You can solve this using a DataContractSurrogate for the deserialization, that replaces IList with List.
public class CustomDataContractSurrogate : IDataContractSurrogate
{
// The only function you should care about here. The rest don't do anything, just default behavior.
public Type GetDataContractType(Type type)
{
if (type.IsGenericType && type.GetGenericTypeDefinition().Equals(typeof(ICollection<>)))
{
return (typeof(List<>).MakeGenericType(type.GetGenericArguments().Single()));
}
return type;
}
public object GetObjectToSerialize(object obj, Type targetType)
{
return obj;
}
public object GetDeserializedObject(object obj, Type targetType)
{
return obj;
}
public object GetCustomDataToExport(MemberInfo memberInfo, Type dataContractType)
{
return null;
}
public object GetCustomDataToExport(Type clrType, Type dataContractType)
{
return null;
}
public void GetKnownCustomDataTypes(Collection<Type> customDataTypes)
{
}
public Type GetReferencedTypeOnImport(string typeName, string typeNamespace, object customData)
{
return null;
}
public CodeTypeDeclaration ProcessImportedType(CodeTypeDeclaration typeDeclaration, CodeCompileUnit compileUnit)
{
return typeDeclaration;
}
}
Basically that's it, you just need to create your DataContractSerializer instance with that surrogate and use it for deserialization (for serialization it won't matter), for example:
var serializer = new DataContractSerializer(type, new Type[]{}, Int32.MaxValue, false, true, new CustomDataContractSurrogate());
Or any of the other constructors that take a surrogate.
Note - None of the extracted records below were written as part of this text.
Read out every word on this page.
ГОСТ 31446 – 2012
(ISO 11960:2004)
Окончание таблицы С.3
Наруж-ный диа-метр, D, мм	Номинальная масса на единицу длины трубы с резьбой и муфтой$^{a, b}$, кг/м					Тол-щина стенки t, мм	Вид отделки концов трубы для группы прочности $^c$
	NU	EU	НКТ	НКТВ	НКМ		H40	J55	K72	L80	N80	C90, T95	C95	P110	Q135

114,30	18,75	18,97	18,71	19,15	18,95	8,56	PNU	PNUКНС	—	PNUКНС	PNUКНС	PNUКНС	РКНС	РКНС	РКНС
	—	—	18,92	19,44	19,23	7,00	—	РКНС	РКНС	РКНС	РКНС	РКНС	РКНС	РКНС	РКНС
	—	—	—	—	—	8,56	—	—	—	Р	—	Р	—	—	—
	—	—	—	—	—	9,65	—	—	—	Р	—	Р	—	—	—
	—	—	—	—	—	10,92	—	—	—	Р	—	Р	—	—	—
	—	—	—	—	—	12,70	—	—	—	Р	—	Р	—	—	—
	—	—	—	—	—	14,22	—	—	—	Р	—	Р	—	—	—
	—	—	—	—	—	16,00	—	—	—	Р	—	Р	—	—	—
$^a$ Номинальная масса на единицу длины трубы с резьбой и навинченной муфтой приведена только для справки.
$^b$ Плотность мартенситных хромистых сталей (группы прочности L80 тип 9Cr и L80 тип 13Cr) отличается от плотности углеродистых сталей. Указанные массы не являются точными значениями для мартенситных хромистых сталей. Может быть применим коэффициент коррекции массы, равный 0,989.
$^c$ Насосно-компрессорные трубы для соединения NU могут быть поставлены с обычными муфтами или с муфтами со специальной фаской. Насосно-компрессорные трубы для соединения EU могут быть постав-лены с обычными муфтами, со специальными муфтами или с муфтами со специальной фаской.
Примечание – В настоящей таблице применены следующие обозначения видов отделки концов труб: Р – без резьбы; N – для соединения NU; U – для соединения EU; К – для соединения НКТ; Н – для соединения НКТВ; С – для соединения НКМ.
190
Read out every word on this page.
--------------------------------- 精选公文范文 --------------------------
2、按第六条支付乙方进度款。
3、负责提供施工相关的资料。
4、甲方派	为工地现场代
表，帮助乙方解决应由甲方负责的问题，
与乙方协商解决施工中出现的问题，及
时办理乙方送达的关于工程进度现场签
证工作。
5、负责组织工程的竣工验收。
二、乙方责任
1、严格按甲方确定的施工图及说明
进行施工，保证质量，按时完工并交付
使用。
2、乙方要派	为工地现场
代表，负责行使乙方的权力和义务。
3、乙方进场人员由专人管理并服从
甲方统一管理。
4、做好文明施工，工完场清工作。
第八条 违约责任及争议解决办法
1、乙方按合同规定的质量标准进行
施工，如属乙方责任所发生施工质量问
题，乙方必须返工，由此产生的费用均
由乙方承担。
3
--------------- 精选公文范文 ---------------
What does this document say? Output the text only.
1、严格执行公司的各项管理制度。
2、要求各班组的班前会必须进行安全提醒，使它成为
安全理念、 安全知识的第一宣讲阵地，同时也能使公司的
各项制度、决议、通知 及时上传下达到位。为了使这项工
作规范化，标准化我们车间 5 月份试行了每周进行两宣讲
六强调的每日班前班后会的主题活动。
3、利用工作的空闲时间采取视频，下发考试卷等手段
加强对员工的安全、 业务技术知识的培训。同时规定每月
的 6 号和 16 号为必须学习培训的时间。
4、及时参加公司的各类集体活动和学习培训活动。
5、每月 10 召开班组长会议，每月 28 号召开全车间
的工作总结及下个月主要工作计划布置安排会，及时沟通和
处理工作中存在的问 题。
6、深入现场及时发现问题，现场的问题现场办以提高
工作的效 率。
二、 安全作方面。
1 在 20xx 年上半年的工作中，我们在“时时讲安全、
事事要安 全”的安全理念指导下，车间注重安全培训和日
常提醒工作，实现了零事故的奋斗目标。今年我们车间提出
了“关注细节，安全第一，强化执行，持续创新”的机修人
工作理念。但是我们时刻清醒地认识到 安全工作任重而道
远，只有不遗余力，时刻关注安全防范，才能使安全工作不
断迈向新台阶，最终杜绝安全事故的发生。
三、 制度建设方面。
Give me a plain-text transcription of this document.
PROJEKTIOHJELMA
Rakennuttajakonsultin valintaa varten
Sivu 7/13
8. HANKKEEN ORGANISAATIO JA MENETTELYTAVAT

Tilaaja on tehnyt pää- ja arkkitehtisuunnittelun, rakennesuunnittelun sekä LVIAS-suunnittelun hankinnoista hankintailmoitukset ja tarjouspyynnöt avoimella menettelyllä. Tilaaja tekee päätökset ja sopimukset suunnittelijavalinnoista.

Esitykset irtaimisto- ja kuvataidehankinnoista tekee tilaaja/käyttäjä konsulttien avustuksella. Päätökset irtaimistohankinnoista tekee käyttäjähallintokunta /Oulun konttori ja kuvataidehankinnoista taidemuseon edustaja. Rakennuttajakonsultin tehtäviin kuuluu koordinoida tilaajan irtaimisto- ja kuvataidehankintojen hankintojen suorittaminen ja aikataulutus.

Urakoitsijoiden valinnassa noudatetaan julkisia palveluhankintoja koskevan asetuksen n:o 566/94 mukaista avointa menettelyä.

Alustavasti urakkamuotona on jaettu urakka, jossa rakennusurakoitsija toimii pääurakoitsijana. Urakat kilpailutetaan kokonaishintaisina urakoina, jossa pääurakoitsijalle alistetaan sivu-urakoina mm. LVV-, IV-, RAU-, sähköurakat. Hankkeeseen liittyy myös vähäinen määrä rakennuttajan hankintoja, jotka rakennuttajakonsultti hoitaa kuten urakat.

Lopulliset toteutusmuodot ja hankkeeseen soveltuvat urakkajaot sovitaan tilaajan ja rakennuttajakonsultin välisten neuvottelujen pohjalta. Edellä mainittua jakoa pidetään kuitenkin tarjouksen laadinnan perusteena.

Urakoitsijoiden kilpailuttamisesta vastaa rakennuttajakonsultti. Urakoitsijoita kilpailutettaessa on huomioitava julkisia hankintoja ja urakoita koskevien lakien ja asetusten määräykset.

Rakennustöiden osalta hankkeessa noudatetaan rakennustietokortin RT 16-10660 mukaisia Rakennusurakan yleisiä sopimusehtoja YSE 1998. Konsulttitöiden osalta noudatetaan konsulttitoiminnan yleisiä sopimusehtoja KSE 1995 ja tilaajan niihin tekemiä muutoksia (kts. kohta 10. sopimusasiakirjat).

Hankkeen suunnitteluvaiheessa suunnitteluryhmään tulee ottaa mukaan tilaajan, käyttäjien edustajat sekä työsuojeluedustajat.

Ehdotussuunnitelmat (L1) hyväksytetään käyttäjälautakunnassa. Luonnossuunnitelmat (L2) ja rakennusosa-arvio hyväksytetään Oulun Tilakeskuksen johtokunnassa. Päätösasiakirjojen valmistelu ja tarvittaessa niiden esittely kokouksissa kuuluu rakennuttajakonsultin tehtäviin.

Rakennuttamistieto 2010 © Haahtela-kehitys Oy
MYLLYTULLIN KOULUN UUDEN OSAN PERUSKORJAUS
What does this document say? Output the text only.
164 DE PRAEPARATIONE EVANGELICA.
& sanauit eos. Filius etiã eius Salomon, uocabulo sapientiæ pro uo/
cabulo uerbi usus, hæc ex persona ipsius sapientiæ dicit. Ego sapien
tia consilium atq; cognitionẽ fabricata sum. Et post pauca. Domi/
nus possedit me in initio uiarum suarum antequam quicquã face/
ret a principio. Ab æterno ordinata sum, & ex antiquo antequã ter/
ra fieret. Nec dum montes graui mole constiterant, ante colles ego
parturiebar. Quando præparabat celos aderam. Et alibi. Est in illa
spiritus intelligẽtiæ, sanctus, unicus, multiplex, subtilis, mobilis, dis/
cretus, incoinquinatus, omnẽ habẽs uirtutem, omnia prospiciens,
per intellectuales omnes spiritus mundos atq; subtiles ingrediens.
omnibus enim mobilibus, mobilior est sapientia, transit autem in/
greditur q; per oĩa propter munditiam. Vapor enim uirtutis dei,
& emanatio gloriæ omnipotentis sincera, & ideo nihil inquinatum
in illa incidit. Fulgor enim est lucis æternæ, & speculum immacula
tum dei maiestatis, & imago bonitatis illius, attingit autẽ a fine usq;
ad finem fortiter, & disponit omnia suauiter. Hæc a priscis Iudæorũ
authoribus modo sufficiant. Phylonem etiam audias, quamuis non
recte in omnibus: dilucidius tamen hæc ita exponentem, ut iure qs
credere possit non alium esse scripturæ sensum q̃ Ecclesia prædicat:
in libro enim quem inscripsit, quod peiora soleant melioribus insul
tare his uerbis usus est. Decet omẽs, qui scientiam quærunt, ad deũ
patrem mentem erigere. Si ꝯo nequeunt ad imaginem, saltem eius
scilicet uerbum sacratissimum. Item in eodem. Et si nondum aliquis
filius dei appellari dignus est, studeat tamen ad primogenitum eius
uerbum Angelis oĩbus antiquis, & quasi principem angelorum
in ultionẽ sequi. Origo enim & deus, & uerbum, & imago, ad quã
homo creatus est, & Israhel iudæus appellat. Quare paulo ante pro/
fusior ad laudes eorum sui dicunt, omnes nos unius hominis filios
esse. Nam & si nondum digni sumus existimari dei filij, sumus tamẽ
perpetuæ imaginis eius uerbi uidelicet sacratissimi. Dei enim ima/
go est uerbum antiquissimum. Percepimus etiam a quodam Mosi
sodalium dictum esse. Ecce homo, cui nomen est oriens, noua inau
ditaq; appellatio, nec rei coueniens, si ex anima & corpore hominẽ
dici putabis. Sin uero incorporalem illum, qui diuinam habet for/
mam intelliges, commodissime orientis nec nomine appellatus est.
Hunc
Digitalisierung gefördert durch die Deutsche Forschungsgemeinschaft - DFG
Or, (as a bonus to the answer) if you're working with app/web.config-defined services, you can define a custom behavior that creates a data contract serializer with the above surrogate:
public class CustomDataContractSerializerBehavior : DataContractSerializerOperationBehavior
{
public CustomDataContractSerializerBehavior(OperationDescription operation)
: base(operation)
{
}
public CustomDataContractSerializerBehavior(OperationDescription operation, DataContractFormatAttribute dataContractFormatAttribute)
: base(operation, dataContractFormatAttribute)
{
}
public override XmlObjectSerializer CreateSerializer(Type type, string name, string ns,
IList<Type> knownTypes)
{
return new DataContractSerializer(type, knownTypes, Int32.MaxValue, false, true, new CustomDataContractSurrogate());
}
public override XmlObjectSerializer CreateSerializer(Type type, XmlDictionaryString name,
XmlDictionaryString ns, IList<Type> knownTypes)
{
return new DataContractSerializer(type, knownTypes, Int32.MaxValue, false, true, new CustomDataContractSurrogate());
}
}
Finally you can use this behavior:
public static IMyDataServiceContract CreateService()
{
var factory = new ChannelFactory<IMyDataServiceContract>("MyServiceName");
SetDataContractSerializerBehavior(factory.Endpoint.Contract);
return factory.CreateChannel();
}
private static void SetDataContractSerializerBehavior(ContractDescription contractDescription)
{
foreach (OperationDescription operation in contractDescription.Operations)
{
ReplaceDataContractSerializerOperationBehavior(operation);
}
}
private static void ReplaceDataContractSerializerOperationBehavior(OperationDescription description)
{
DataContractSerializerOperationBehavior dcsOperationBehavior =
description.Behaviors.Find<DataContractSerializerOperationBehavior>();
if (dcsOperationBehavior != null)
{
description.Behaviors.Remove(dcsOperationBehavior);
description.Behaviors.Add(new CustomDataContractSerializerBehavior(description));
}
}
To finish the job, call the above CreateService somewhere to create the channel.
If you use the NetDataContractSerializer, which stores type information along with the serialized object, your problem should be solved. However, it does at the same time reduce interoperability to non-.NET clients.